Testing seemed to indicate that the bootstrap process didn't support the
#:unwind? keyword argument for with-exception-handler (possibly due to
executing on an older Guile version?), so I used a catch-throw instead.
* Testing
I've included a patch to add tests for patch-shebang.
The last two test cases ("patch-shebang: fail with \"env -S CMD\" form
when {CMD,\"env\"} not found") have alternative expectations that I'd
like to hear thoughts about. The current expectation is that a shebang
of this form is only patched when /both/ "env" and CMD is found, but we
could also patch binaries as long as either is found. I decided not to
do this since I wasn't sure how to encode the partial success in the
return value (e.g. do we consider "partially successful" as #t or #f?
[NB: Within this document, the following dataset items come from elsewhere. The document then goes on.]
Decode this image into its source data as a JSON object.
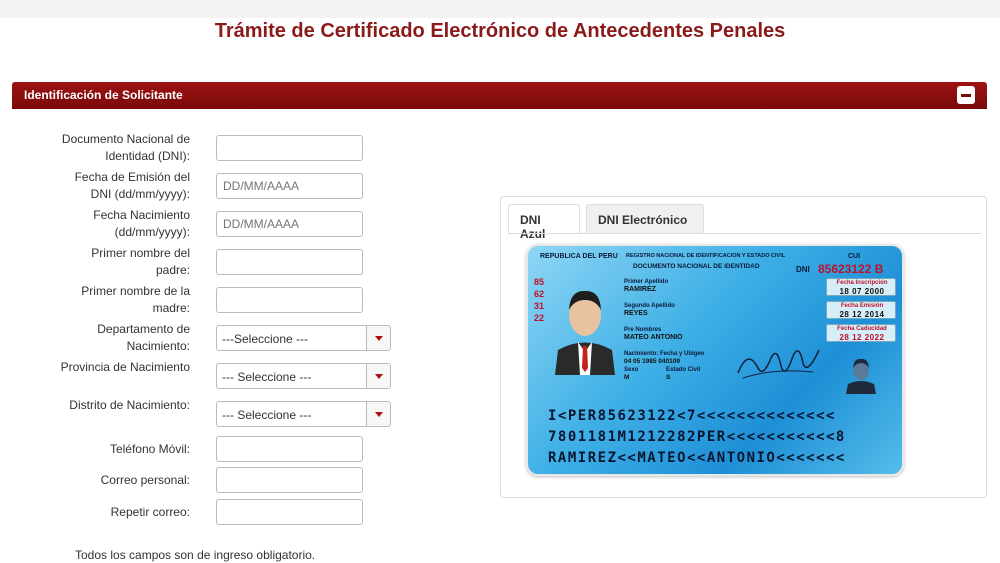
{
  "page": {
    "title": "Trámite de Certificado Electrónico de Antecedentes Penales"
  },
  "section": {
    "title": "Identificación de Solicitante"
  },
  "form": {
    "dni_label": "Documento Nacional de Identidad (DNI):",
    "emision_label": "Fecha de Emisión del DNI (dd/mm/yyyy):",
    "emision_placeholder": "DD/MM/AAAA",
    "nacimiento_label": "Fecha Nacimiento (dd/mm/yyyy):",
    "nacimiento_placeholder": "DD/MM/AAAA",
    "padre_label": "Primer nombre del padre:",
    "madre_label": "Primer nombre de la madre:",
    "departamento_label": "Departamento de Nacimiento:",
    "departamento_value": "---Seleccione ---",
    "provincia_label": "Provincia de Nacimiento",
    "provincia_value": "--- Seleccione ---",
    "distrito_label": "Distrito de Nacimiento:",
    "distrito_value": "--- Seleccione ---",
    "telefono_label": "Teléfono Móvil:",
    "correo_label": "Correo personal:",
    "repetir_label": "Repetir correo:"
  },
  "footnote": "Todos los campos son de ingreso obligatorio.",
  "tabs": [
    {
      "label": "DNI Azul",
      "active": true
    },
    {
      "label": "DNI Electrónico",
      "active": false
    }
  ],
  "dni_card": {
    "republica": "REPUBLICA DEL PERU",
    "registro": "REGISTRO NACIONAL DE IDENTIFICACION Y ESTADO CIVIL",
    "documento": "DOCUMENTO NACIONAL DE IDENTIDAD",
    "dni_label": "DNI",
    "cui_label": "CUI",
    "number": "85623122 B",
    "vertical_number": "85623122",
    "primer_apellido_label": "Primer Apellido",
    "primer_apellido": "RAMIREZ",
    "segundo_apellido_label": "Segundo Apellido",
    "segundo_apellido": "REYES",
    "prenombres_label": "Pre Nombres",
    "prenombres": "MATEO ANTONIO",
    "nacimiento_label": "Nacimiento: Fecha y Ubigeo",
    "nacimiento_value": "04 05 1985     040109",
    "sexo_label": "Sexo",
    "sexo_value": "M",
    "estado_label": "Estado Civil",
    "estado_value": "S",
    "inscripcion_label": "Fecha Inscripción",
    "inscripcion_value": "18 07 2000",
    "emision_label": "Fecha Emisión",
    "emision_value": "28 12 2014",
    "caducidad_label": "Fecha Caducidad",
    "caducidad_value": "28 12 2022",
    "mrz1": "I<PER85623122<7<<<<<<<<<<<<<<",
    "mrz2": "7801181M1212282PER<<<<<<<<<<<8",
    "mrz3": "RAMIREZ<<MATEO<<ANTONIO<<<<<<<"
  },
  "colors": {
    "brand": "#8b1a1a",
    "bar": "#9d1212",
    "card": "#3fb0e6"
  }
}
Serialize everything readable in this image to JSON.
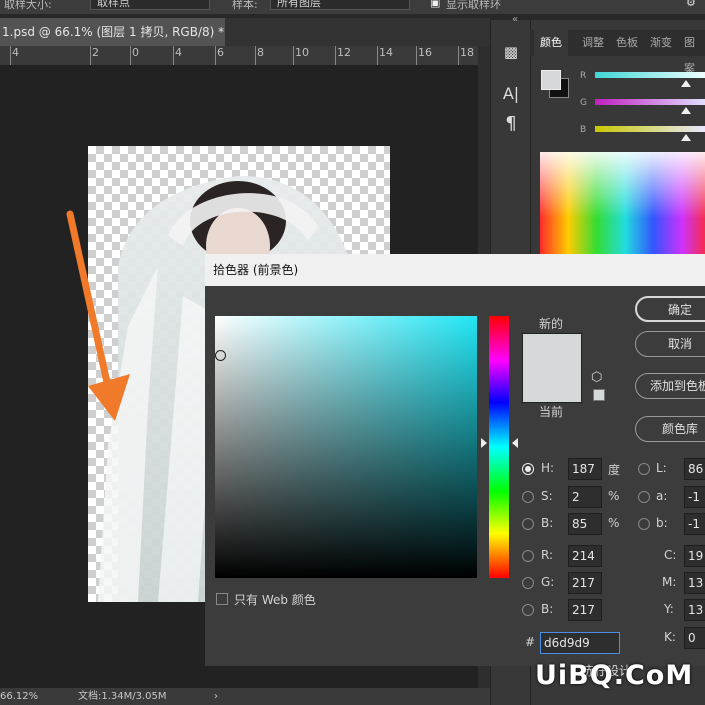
{
  "options_bar": {
    "field1_label": "取样大小:",
    "field1_value": "取样点",
    "field2_label": "样本:",
    "field2_value": "所有图层",
    "checkbox_label": "显示取样环"
  },
  "document": {
    "tab_title": "1.psd @ 66.1% (图层 1 拷贝, RGB/8) *",
    "close_glyph": "×"
  },
  "ruler": {
    "ticks": [
      "4",
      "2",
      "0",
      "2",
      "4",
      "6",
      "8",
      "10",
      "12",
      "14",
      "16",
      "18"
    ]
  },
  "status": {
    "zoom": "66.12%",
    "doc_info": "文档:1.34M/3.05M",
    "arrow_glyph": "›"
  },
  "right_panel": {
    "tabs": [
      "颜色",
      "调整",
      "色板",
      "渐变",
      "图案"
    ],
    "channel_labels": [
      "R",
      "G",
      "B"
    ],
    "collapse_glyph": "«",
    "tool_glyphs": [
      "A|",
      "¶"
    ]
  },
  "color_picker": {
    "title": "拾色器 (前景色)",
    "new_label": "新的",
    "current_label": "当前",
    "buttons": {
      "ok": "确定",
      "cancel": "取消",
      "add_swatch": "添加到色板",
      "color_libraries": "颜色库"
    },
    "hsb": {
      "h_label": "H:",
      "h_value": "187",
      "h_unit": "度",
      "s_label": "S:",
      "s_value": "2",
      "s_unit": "%",
      "b_label": "B:",
      "b_value": "85",
      "b_unit": "%"
    },
    "rgb": {
      "r_label": "R:",
      "r_value": "214",
      "g_label": "G:",
      "g_value": "217",
      "b_label": "B:",
      "b_value": "217"
    },
    "lab": {
      "l_label": "L:",
      "l_value": "86",
      "a_label": "a:",
      "a_value": "-1",
      "b_label": "b:",
      "b_value": "-1"
    },
    "cmyk": {
      "c_label": "C:",
      "c_value": "19",
      "m_label": "M:",
      "m_value": "13",
      "y_label": "Y:",
      "y_value": "13",
      "k_label": "K:",
      "k_value": "0"
    },
    "hex_label": "#",
    "hex_value": "d6d9d9",
    "web_only_label": "只有 Web 颜色",
    "new_color": "#d6d9d9",
    "current_color": "#d6d9d9",
    "field_hue_color": "#22e6f5"
  },
  "watermark": {
    "text": "UiBQ.CoM",
    "sub": "赤仔设计"
  },
  "colors": {
    "arrow": "#f07a2a",
    "dialog_bg": "#3c3c3c",
    "app_bg": "#282828"
  }
}
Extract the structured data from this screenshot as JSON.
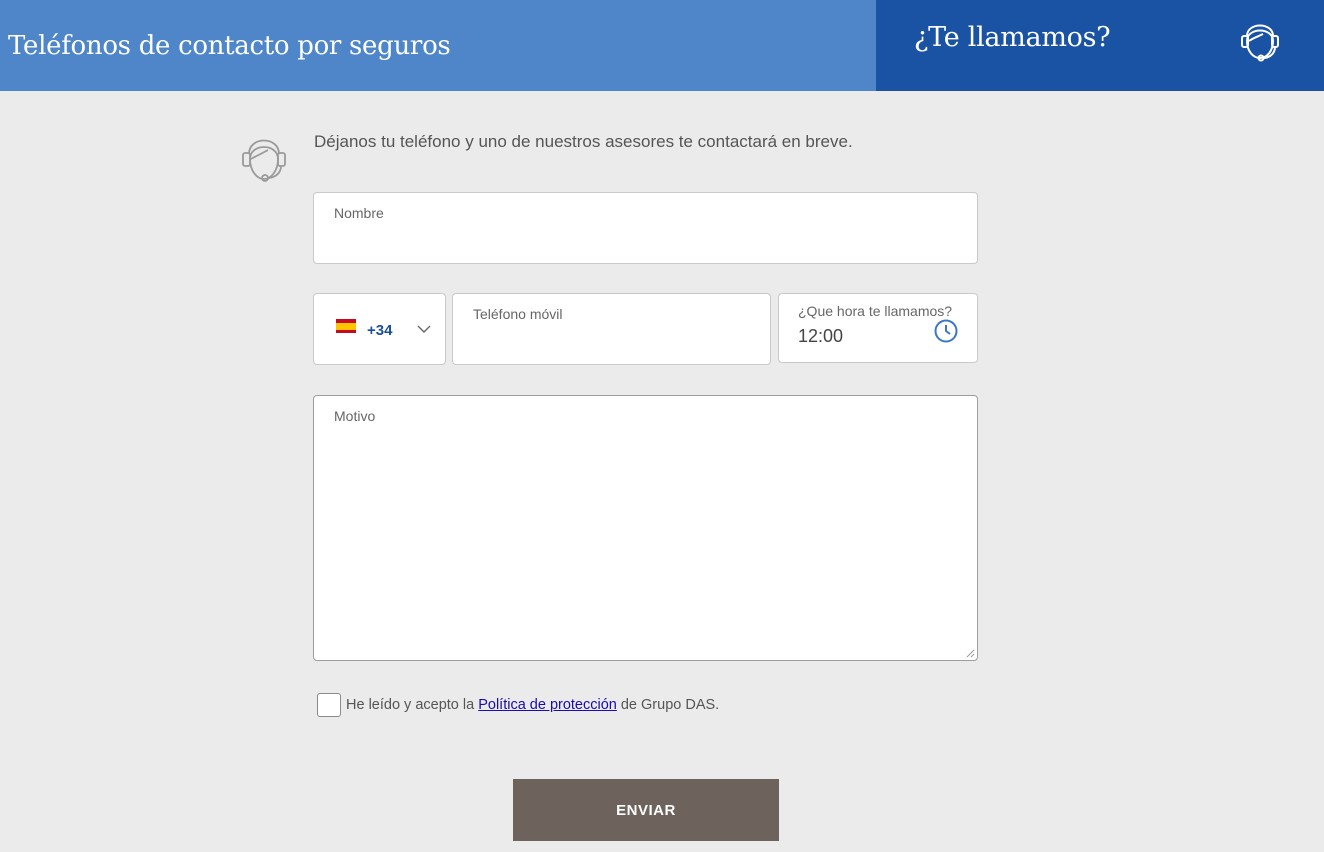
{
  "header": {
    "title": "Teléfonos de contacto por seguros",
    "callback_title": "¿Te llamamos?",
    "icon": "headset-agent-icon",
    "colors": {
      "left": "#4e86c9",
      "right": "#1b53a4"
    }
  },
  "form": {
    "intro": "Déjanos tu teléfono y uno de nuestros asesores te contactará en breve.",
    "name_label": "Nombre",
    "country": {
      "flag": "spain-flag-icon",
      "code": "+34"
    },
    "phone_label": "Teléfono móvil",
    "time_label": "¿Que hora te llamamos?",
    "time_value": "12:00",
    "reason_label": "Motivo",
    "consent": {
      "before": "He leído y acepto la ",
      "link": "Política de protección",
      "after": " de Grupo DAS."
    },
    "submit_label": "ENVIAR",
    "submit_color": "#6d625c"
  }
}
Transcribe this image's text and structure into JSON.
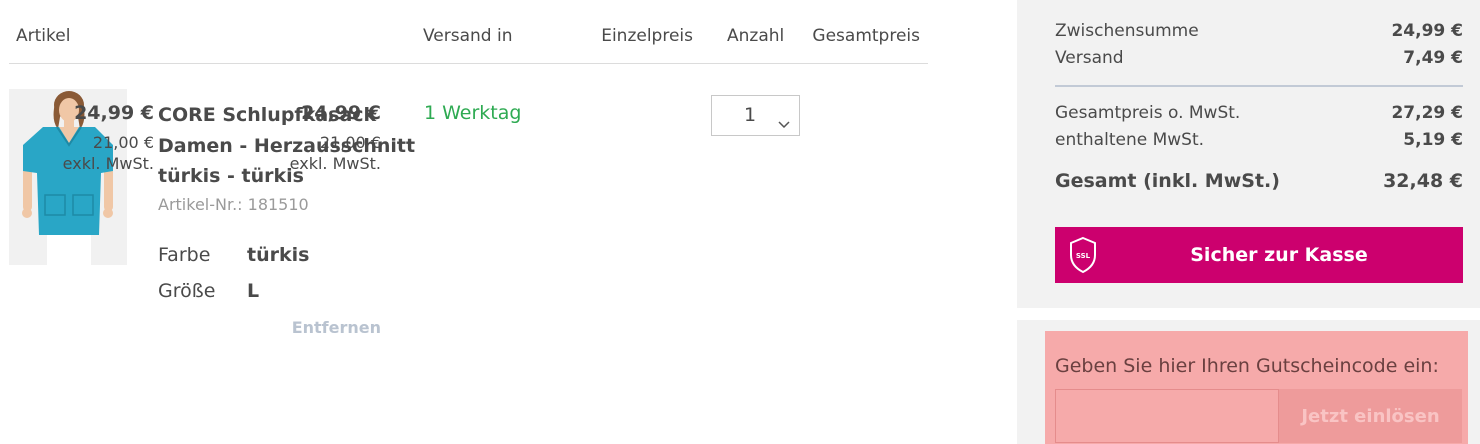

Or return a tertiary value?), but maybe there are edge cases that could
be fixed by doing this?
My local build of gash-and-dependencies (on glibc-headers-mesboot as of
writing) also appears to be chugging along okay so far, FWIW.
* Footnotes
[1] <https://www.man7.org/linux/man-pages/man2/execve.2.html#VERSIONS>
Cheers,
aurtzy
aurtzy (2):
utils: Handle "env -S CMD" forms in `patch-shebang'.
tests: Add tests for `patch-shebang'.
guix/build/utils.scm | 84 +++++++++++++++++++++++++++-------------
tests/build-utils.scm | 90 +++++++++++++++++++++++++++++++++++++++++++
2 files changed, 147 insertions(+), 27 deletions(-)
base-commit: c31662f7294b194663bc521358b01c3a7d7e4e27
--
2.49.0